Players of Th-cell differentiation and immune dysregulation – focus on GIMAP family genes

The balance of T helper (Th) cell differentiation is the fundamental process that ensures that the immune system functions correctly and effectively. The differentiation is a fine tuned event, the outcome of which is driven by activation of the T-cell in response to recognition of the specific antigen presented. The co-stimulatory signals from the surrounding cytokine milieu help to determine the outcome. An impairment in the differentiation processes may lead to an imbalance in immune responses and lead to immune-mediated pathologies. An over-representation of Th1 type cytokine producing cells leads to tissue-specific inflammation and autoimmunity, and excessive Th2 response is causative for atopy, asthma and allergy. The major factors of Th-cell differentiation and in the related disease mechanisms have been extensively studied, but the fine tuning of these processes by the other factors cannot be discarded. In the work presented in this thesis, the association of T-cell receptor costimulatory molecules CTLA4 and ICOS with autoimmune diabetes were studied. The underlying aspect of the study was to explore the polymorphism in these genes with the different disease rates observed in two geographically close populations. The main focus of this thesis was set on a GTPase of the immunity associated protein (GIMAP) family of small GTPases.

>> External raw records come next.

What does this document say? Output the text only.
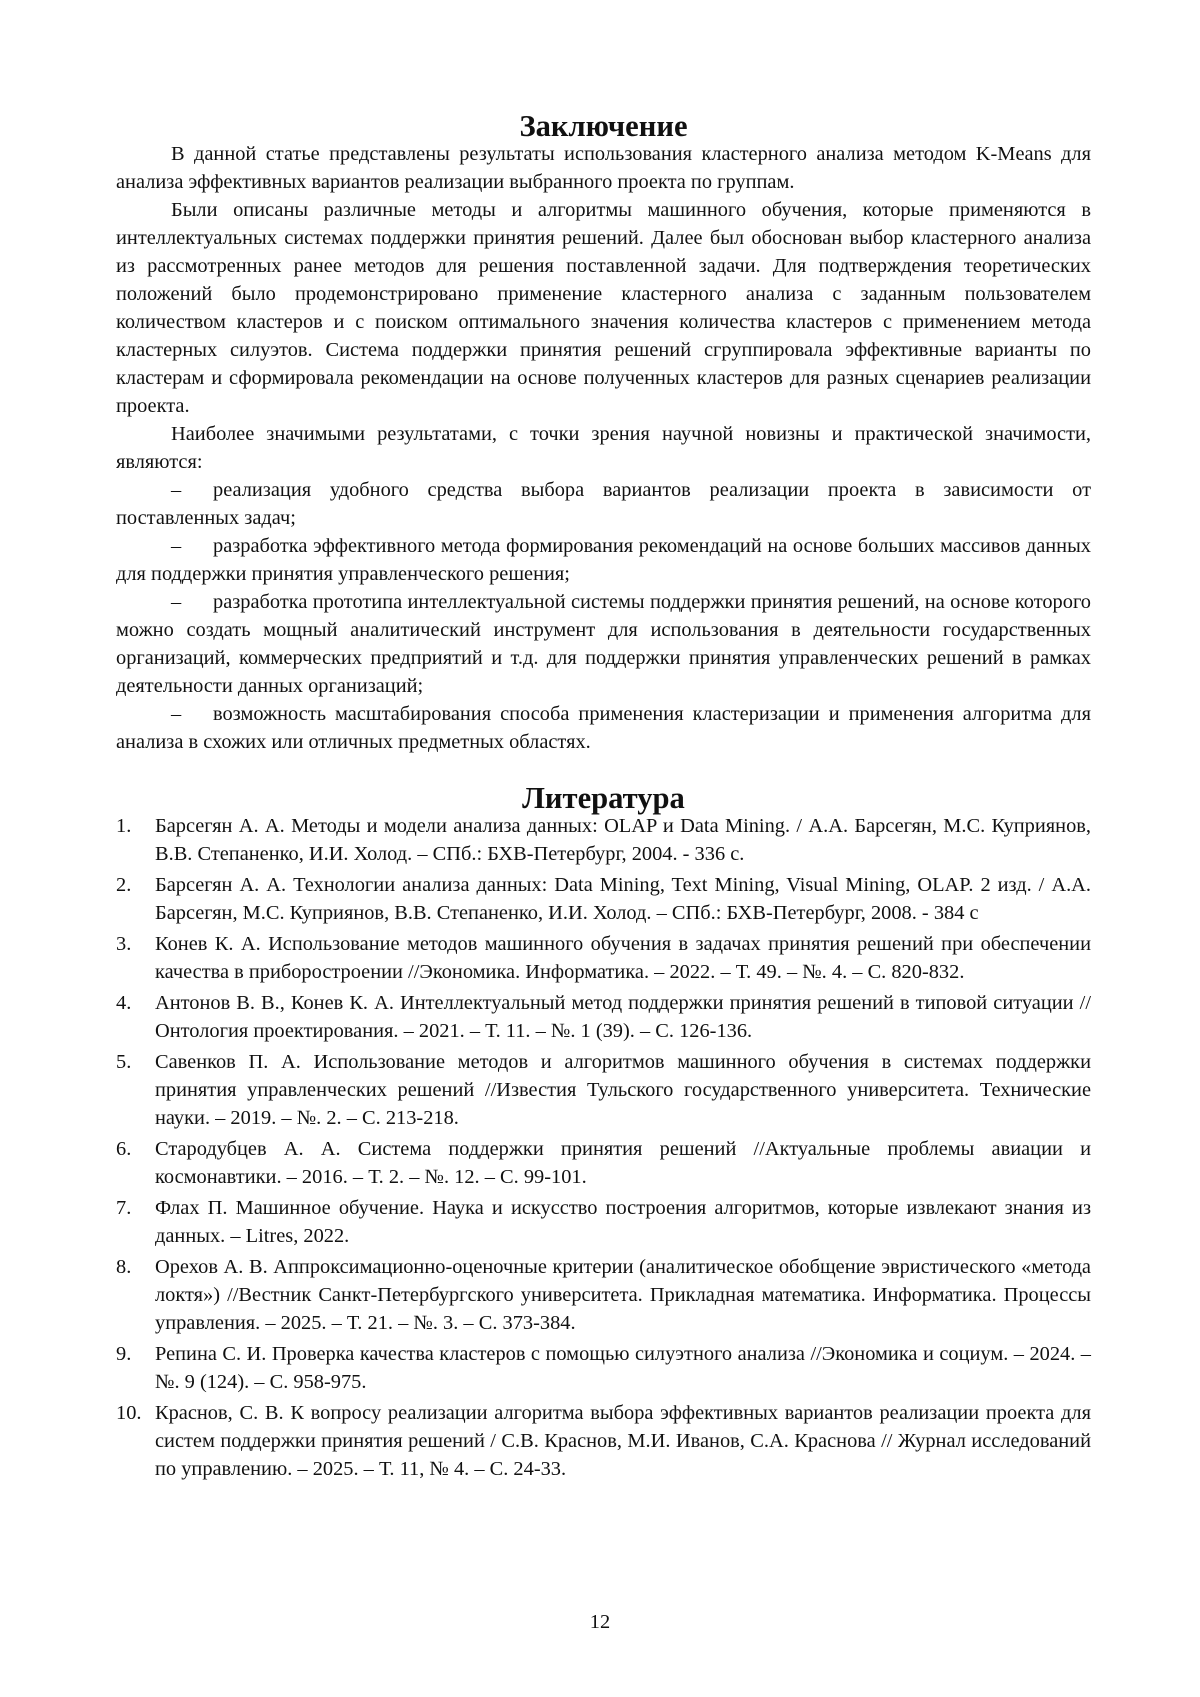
Заключение

В данной статье представлены результаты использования кластерного анализа методом K-Means для анализа эффективных вариантов реализации выбранного проекта по группам.

Были описаны различные методы и алгоритмы машинного обучения, которые применяются в интеллектуальных системах поддержки принятия решений. Далее был обоснован выбор кластерного анализа из рассмотренных ранее методов для решения поставленной задачи. Для подтверждения теоретических положений было продемонстрировано применение кластерного анализа с заданным пользователем количеством кластеров и с поиском оптимального значения количества кластеров с применением метода кластерных силуэтов. Система поддержки принятия решений сгруппировала эффективные варианты по кластерам и сформировала рекомендации на основе полученных кластеров для разных сценариев реализации проекта.

Наиболее значимыми результатами, с точки зрения научной новизны и практической значимости, являются:

– реализация удобного средства выбора вариантов реализации проекта в зависимости от поставленных задач;
– разработка эффективного метода формирования рекомендаций на основе больших массивов данных для поддержки принятия управленческого решения;
– разработка прототипа интеллектуальной системы поддержки принятия решений, на основе которого можно создать мощный аналитический инструмент для использования в деятельности государственных организаций, коммерческих предприятий и т.д. для поддержки принятия управленческих решений в рамках деятельности данных организаций;
– возможность масштабирования способа применения кластеризации и применения алгоритма для анализа в схожих или отличных предметных областях.
Литература
1. Барсегян А. А. Методы и модели анализа данных: OLAP и Data Mining. / А.А. Барсегян, М.С. Куприянов, В.В. Степаненко, И.И. Холод. – СПб.: БХВ-Петербург, 2004. - 336 с.
2. Барсегян А. А. Технологии анализа данных: Data Mining, Text Mining, Visual Mining, OLAP. 2 изд. / А.А. Барсегян, М.С. Куприянов, В.В. Степаненко, И.И. Холод. – СПб.: БХВ-Петербург, 2008. - 384 с
3. Конев К. А. Использование методов машинного обучения в задачах принятия решений при обеспечении качества в приборостроении //Экономика. Информатика. – 2022. – Т. 49. – №. 4. – С. 820-832.
4. Антонов В. В., Конев К. А. Интеллектуальный метод поддержки принятия решений в типовой ситуации //Онтология проектирования. – 2021. – Т. 11. – №. 1 (39). – С. 126-136.
5. Савенков П. А. Использование методов и алгоритмов машинного обучения в системах поддержки принятия управленческих решений //Известия Тульского государственного университета. Технические науки. – 2019. – №. 2. – С. 213-218.
6. Стародубцев А. А. Система поддержки принятия решений //Актуальные проблемы авиации и космонавтики. – 2016. – Т. 2. – №. 12. – С. 99-101.
7. Флах П. Машинное обучение. Наука и искусство построения алгоритмов, которые извлекают знания из данных. – Litres, 2022.
8. Орехов А. В. Аппроксимационно-оценочные критерии (аналитическое обобщение эвристического «метода локтя») //Вестник Санкт-Петербургского университета. Прикладная математика. Информатика. Процессы управления. – 2025. – Т. 21. – №. 3. – С. 373-384.
9. Репина С. И. Проверка качества кластеров с помощью силуэтного анализа //Экономика и социум. – 2024. – №. 9 (124). – С. 958-975.
10. Краснов, С. В. К вопросу реализации алгоритма выбора эффективных вариантов реализации проекта для систем поддержки принятия решений / С.В. Краснов, М.И. Иванов, С.А. Краснова // Журнал исследований по управлению. – 2025. – Т. 11, № 4. – С. 24-33.
12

GIMAP genes and proteins are differentially regulated during human Th-cell differentiation and have been linked to immune-mediated disorders. GIMAP4 is believed to contribute to the immunological balance via its role in T-cell survival. To elucidate the function of GIMAP4 and GIMAP5 and their role in human immunity, a study combining genetic association in different immunological diseases and complementing functional analyses was conducted. The study revealed interesting connections with the high susceptibility risk genes. In addition, the role of GIMAP4 during Th1-cell differentiation was investigated. A novel function of GIMAP4 in relation to cytokine secretion was discovered. Further assessment of GIMAP4 and GIMAP5 effect for the transcriptomic profile of differentiating Th1-cells revealed new insights for GIMAP4 and GIMAP5 function.